I also emphasized the need to adapt. We would not get complete information, we would encounter problems we never saw before, and we would have to be creative. We needed to build systems that would be easy, simple, and maintainable to use, and we had to deliver fast, which wouldn’t allow us to think too much about what would be the perfect solution. Establishing those values was critical in helping people shift their mindset.

We also altered our Career Ladders and had these new core values incorporated in the skills matrix and role descriptions, whereas previously, we were much more focused on technical skills. Creating new values and holding people accountable to them sent a strong signal to everyone on the team that we established a new standard.

When you define a culture, some people will opt in and some people will opt out. Some people decided to opt out, and we wished them the best.

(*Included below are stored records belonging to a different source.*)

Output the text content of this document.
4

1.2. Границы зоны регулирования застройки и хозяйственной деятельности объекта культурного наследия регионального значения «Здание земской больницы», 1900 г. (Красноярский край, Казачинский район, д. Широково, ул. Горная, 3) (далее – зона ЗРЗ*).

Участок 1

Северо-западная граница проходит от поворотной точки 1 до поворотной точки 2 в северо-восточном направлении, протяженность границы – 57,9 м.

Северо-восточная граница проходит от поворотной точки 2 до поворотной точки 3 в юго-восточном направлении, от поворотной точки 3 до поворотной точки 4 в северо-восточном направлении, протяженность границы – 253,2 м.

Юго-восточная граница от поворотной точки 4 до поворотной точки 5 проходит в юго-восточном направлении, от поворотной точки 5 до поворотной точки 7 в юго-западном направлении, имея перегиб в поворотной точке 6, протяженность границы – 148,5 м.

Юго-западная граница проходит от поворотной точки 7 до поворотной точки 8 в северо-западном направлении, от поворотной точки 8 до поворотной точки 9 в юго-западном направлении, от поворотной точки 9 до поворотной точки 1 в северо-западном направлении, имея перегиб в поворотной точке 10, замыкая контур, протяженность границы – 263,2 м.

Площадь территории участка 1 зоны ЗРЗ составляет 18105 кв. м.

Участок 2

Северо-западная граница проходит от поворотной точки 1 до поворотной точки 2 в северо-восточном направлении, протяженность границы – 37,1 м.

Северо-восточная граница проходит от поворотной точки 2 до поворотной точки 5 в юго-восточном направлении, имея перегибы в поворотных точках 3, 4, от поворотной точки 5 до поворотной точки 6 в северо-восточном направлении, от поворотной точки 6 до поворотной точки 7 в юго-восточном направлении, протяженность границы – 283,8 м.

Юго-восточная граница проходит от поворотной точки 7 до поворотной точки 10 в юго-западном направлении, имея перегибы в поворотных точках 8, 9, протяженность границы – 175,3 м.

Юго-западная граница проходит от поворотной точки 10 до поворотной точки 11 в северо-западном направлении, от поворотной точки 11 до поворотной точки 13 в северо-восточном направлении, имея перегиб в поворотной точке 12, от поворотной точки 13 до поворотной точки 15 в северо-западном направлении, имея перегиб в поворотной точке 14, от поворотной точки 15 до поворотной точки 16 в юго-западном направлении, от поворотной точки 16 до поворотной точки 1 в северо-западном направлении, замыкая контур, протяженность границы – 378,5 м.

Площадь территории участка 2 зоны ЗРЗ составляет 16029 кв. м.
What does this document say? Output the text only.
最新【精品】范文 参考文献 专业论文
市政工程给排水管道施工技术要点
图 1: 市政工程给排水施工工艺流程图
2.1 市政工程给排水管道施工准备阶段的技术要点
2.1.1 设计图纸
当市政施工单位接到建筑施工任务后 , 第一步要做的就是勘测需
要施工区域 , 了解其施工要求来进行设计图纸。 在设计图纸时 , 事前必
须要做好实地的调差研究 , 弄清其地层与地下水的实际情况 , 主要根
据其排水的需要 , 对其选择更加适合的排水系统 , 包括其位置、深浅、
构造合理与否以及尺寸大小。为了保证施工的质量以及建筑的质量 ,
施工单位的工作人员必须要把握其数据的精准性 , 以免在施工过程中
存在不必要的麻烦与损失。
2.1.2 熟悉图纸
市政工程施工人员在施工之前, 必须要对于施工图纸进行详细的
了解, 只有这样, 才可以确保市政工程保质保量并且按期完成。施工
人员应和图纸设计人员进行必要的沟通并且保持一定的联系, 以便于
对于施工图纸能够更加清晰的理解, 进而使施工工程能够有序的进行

The ones that remained were bought in; they embraced our values and wanted to succeed and thrive within the new value system. As a result, we got significantly faster in spite of losing 30 to 40 percent of our engineers over a period of six to nine months. We sped up our product development by 300 to 400 percent and reduced costs by over 40%, all due to the profound mindset shift our engineers underwent. We were able to fairly compensate the engineers that remained because of this, thanks to higher performance and more available budget.

Lessons learned

  • If you don’t give your team clarity and set transparent expectations of what good looks like and what it means to be successful in one’s role, you will end up hiring the wrong people. Hiring wrong people creates a number of follow-on problems relating to coordination, execution, interpersonal conflicts, etc.
  • Sometimes it’s better to add or multiply through subtraction by removing elements of the team that don’t want to change their mindset and don’t see value in adaptability. You will move faster with fewer people, and the team will be happier because they will not be held back by people who do not want to embrace change.
  • Identity is critically important for any team. The tension between Engineering and Product is necessary for both teams to operate effectively. When Product has formal authority over Engineering, it gives rise to an unhealthy relationship that benefits no one. Product is all about direction and will be focused on outcomes. Their lack of focus on execution and execution quality will make it difficult for your people. Product and Engineering should be equal partners but with distinct identities.